In this paper, we discussed methodologies and advances in the area of the experimental analysis of computer system dependability. The discussion covered three fields: simulated fault injection, physical fault injection, and measurement-based analysis of operational systems. The approaches used in the three fields are suited, respectively, to the dependability evaluation in the three phases of a system's life: design phase, prototype phase, and operational phase. Before discussing these fields, we introduced several statistical techniques used in all fields. For each field, we proposed a classification of research approaches or topics.

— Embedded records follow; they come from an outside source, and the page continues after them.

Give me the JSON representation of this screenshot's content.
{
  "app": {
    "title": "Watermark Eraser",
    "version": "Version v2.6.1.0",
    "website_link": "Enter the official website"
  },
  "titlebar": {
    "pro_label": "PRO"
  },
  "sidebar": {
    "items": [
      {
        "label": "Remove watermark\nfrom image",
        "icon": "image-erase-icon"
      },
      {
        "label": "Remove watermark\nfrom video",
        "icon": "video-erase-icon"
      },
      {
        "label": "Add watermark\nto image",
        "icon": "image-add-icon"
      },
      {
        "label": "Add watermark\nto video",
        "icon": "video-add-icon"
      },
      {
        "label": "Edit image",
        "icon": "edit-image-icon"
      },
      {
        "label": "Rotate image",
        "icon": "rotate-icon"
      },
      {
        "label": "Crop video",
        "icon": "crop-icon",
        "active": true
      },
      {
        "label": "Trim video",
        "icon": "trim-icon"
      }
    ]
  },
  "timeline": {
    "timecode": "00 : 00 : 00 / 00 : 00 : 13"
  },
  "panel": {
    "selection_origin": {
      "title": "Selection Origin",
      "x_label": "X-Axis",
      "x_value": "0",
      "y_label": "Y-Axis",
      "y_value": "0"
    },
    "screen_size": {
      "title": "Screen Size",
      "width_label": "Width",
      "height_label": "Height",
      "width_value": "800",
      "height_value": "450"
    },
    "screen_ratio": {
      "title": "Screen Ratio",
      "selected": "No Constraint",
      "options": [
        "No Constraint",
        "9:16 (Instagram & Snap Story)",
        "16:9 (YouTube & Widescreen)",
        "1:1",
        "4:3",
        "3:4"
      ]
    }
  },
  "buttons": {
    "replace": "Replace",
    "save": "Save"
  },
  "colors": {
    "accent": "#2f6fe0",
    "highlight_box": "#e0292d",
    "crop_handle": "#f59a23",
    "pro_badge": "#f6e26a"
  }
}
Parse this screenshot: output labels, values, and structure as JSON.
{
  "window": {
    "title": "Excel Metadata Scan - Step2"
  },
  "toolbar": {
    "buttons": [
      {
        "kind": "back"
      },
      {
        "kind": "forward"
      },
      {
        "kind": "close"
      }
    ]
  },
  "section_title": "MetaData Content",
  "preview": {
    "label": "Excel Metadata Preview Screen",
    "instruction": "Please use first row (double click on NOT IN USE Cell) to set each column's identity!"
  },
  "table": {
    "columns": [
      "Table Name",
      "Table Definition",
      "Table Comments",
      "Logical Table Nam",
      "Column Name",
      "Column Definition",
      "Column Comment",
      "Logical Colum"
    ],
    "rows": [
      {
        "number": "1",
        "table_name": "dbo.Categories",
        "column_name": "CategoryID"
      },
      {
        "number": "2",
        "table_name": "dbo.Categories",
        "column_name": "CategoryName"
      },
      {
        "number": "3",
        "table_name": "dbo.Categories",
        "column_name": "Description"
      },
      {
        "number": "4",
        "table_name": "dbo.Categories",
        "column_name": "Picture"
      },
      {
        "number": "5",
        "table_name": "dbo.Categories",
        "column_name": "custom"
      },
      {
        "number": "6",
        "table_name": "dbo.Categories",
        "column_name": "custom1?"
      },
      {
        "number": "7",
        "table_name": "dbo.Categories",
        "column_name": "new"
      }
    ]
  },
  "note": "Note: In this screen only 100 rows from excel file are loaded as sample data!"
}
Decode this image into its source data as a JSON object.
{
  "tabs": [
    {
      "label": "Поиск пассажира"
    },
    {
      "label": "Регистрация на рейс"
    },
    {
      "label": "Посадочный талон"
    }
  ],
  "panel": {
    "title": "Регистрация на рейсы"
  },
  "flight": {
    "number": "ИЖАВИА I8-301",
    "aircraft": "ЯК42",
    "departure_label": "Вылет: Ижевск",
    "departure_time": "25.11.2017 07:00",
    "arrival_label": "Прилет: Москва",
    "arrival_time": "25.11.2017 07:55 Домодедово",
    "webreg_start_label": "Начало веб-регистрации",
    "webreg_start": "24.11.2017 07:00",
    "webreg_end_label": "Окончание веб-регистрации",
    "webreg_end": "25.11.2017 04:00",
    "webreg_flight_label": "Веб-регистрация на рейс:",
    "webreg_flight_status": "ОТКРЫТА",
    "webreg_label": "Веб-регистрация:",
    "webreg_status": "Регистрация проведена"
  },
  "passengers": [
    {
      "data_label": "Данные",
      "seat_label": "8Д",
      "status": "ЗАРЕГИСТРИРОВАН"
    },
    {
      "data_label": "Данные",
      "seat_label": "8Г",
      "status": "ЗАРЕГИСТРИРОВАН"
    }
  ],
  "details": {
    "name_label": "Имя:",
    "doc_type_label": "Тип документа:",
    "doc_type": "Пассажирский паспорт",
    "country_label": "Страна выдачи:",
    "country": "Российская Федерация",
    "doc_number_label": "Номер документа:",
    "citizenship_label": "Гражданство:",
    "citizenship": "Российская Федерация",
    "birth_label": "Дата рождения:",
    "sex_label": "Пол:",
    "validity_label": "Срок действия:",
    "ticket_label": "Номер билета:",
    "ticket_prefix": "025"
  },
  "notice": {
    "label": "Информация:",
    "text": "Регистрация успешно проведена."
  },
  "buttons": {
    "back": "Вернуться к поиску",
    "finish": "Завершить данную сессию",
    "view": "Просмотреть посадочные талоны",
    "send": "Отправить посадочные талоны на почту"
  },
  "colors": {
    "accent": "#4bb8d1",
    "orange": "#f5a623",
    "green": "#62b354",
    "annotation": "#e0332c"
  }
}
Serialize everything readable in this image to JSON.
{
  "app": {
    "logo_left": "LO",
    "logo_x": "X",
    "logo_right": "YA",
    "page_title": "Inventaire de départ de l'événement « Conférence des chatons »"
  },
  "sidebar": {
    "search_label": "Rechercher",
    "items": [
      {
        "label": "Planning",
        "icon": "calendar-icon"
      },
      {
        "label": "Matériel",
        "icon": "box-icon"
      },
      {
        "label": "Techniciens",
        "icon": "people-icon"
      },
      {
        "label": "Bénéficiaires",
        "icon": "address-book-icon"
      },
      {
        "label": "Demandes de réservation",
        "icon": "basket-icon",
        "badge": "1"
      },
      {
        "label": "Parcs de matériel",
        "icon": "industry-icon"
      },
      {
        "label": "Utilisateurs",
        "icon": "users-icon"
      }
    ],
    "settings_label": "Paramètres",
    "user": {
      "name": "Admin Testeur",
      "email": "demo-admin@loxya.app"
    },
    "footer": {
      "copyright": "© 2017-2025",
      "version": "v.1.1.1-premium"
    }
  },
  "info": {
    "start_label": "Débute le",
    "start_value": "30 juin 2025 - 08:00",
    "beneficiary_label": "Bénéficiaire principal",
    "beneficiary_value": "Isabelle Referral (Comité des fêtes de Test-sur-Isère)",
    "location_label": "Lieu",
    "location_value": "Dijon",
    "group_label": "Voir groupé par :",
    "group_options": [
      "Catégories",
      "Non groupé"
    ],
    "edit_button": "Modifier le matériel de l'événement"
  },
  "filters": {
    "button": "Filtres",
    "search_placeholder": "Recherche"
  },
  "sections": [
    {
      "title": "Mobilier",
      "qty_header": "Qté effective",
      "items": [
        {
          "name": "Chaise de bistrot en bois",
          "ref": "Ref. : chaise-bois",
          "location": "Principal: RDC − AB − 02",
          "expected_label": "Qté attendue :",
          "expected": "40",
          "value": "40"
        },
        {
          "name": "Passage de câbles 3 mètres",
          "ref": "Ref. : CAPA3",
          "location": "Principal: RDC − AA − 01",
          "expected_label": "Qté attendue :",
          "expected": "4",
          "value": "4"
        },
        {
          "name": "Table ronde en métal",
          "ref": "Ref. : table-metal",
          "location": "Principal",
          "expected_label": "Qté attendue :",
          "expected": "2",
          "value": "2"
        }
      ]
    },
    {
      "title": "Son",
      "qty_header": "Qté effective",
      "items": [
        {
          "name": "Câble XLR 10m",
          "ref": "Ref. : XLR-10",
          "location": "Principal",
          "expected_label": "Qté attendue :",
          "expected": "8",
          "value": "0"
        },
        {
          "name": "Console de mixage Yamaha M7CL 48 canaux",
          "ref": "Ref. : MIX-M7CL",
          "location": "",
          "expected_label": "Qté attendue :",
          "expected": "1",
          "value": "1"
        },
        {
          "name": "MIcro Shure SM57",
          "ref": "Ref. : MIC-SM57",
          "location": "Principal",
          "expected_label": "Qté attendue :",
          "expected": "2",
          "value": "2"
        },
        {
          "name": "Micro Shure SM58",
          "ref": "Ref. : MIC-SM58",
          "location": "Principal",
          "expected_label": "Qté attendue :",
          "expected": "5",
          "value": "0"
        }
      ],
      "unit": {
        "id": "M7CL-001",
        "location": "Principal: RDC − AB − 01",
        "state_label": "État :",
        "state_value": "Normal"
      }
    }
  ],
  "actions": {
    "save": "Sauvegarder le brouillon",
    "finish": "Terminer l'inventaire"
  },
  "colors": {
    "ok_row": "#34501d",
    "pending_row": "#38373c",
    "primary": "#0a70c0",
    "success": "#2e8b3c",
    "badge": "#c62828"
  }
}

Then we presented detailed methodologies and representative studies for each of these approaches or topics.

The statistical techniques introduced included the estimation of parameters and confidence intervals, probability distribution characterization, several multivariate analysis methods, and importance sampling. For simulated fault injections, we covered electrical-level, logic-level, and function-level simulation approaches as well as representative simulation environments, such as FOCUS and DEPEND. For physical fault injections, we discussed hardware, software, and radiation fault injection methods as well as several software and hybrid tools, including FIAT, FERRARI, HYBRID, and FINE. For measurement-based analysis of operational systems, after an introduction to measurement and data processing techniques, we presented methods used and representative studies in basic error characterization, dependency analysis, Markov reward modeling, software dependability, and fault diagnosis. The discussion covered several important issues previously studied, including workload/failure dependency, correlated failures, and software fault tolerance.

Fault injection simulations can be used to investigate the effectiveness of key design features of fault tolerant systems and to provide timely feedback to system designers. Generally, most dependability measures (except input parameters such as failure and recovery rates) can be obtained from simulations. However, simulations need accurate input parameters and the validation of output results, which come from physical fault injections and measurement-based analysis. Fault injection on real systems can produce information about error latency, error detection, error propagation, error recovery, and system reconfiguration, but it can only study artificial faults and cannot produce some dependability measures, such as MTBF and availability. Measurement-based analysis of operational systems under real workloads can provide valuable information on actual failure characteristics and insight into analytical models.

This type of analysis provides a means to study naturally occurring errors and all measurable dependability metrics, such as failure and recovery rates, reliability and availability. However, the analysis is limited to detected errors. Further, conditions in the field can vary widely from one system to another, casting doubt on the statistical validity of the results. Thus, all three approaches are complementary and essential for accurate dependability analysis.

Significant progress has been made in all the three fields over the past 15 years, especially in the recent 5 years during which several dependability analysis tools have been developed. Increasing attention is being paid to: 1) combining analytical modeling and experimental analysis and 2) combining system design and evaluation. In the first aspect, state-of-the-art analytical modeling techniques are being applied to real systems to evaluate various depend-ability and performance characteristics. Results from experimental analysis are being used to validate analytical models. In the second aspect, dependability analysis tools are being combined with each other and with other CAD tools to provide an automatic design environment which incorporates multiple levels of joint evaluation of functionality, performance, dependability, and cost. Software failure data from testing and operational phases are also providing feedback to the software design, improving software reliability. Further interesting studies and advances in this area can be expected in the near future.

•7

## REFERENCES

[Arlat90a] J. Arlat, M. Aguera, L. Amat, Y. Crouzet, J.C. Fabre, J.C. Laprie, E. Martins, and D. Powell, "Fault Injection for Dependability Validation: A Methodology and Some Applications," *IEEE Trans. Software Engineering*, Vol. 16, No. 2, pp. 166-182, Feb. 1990.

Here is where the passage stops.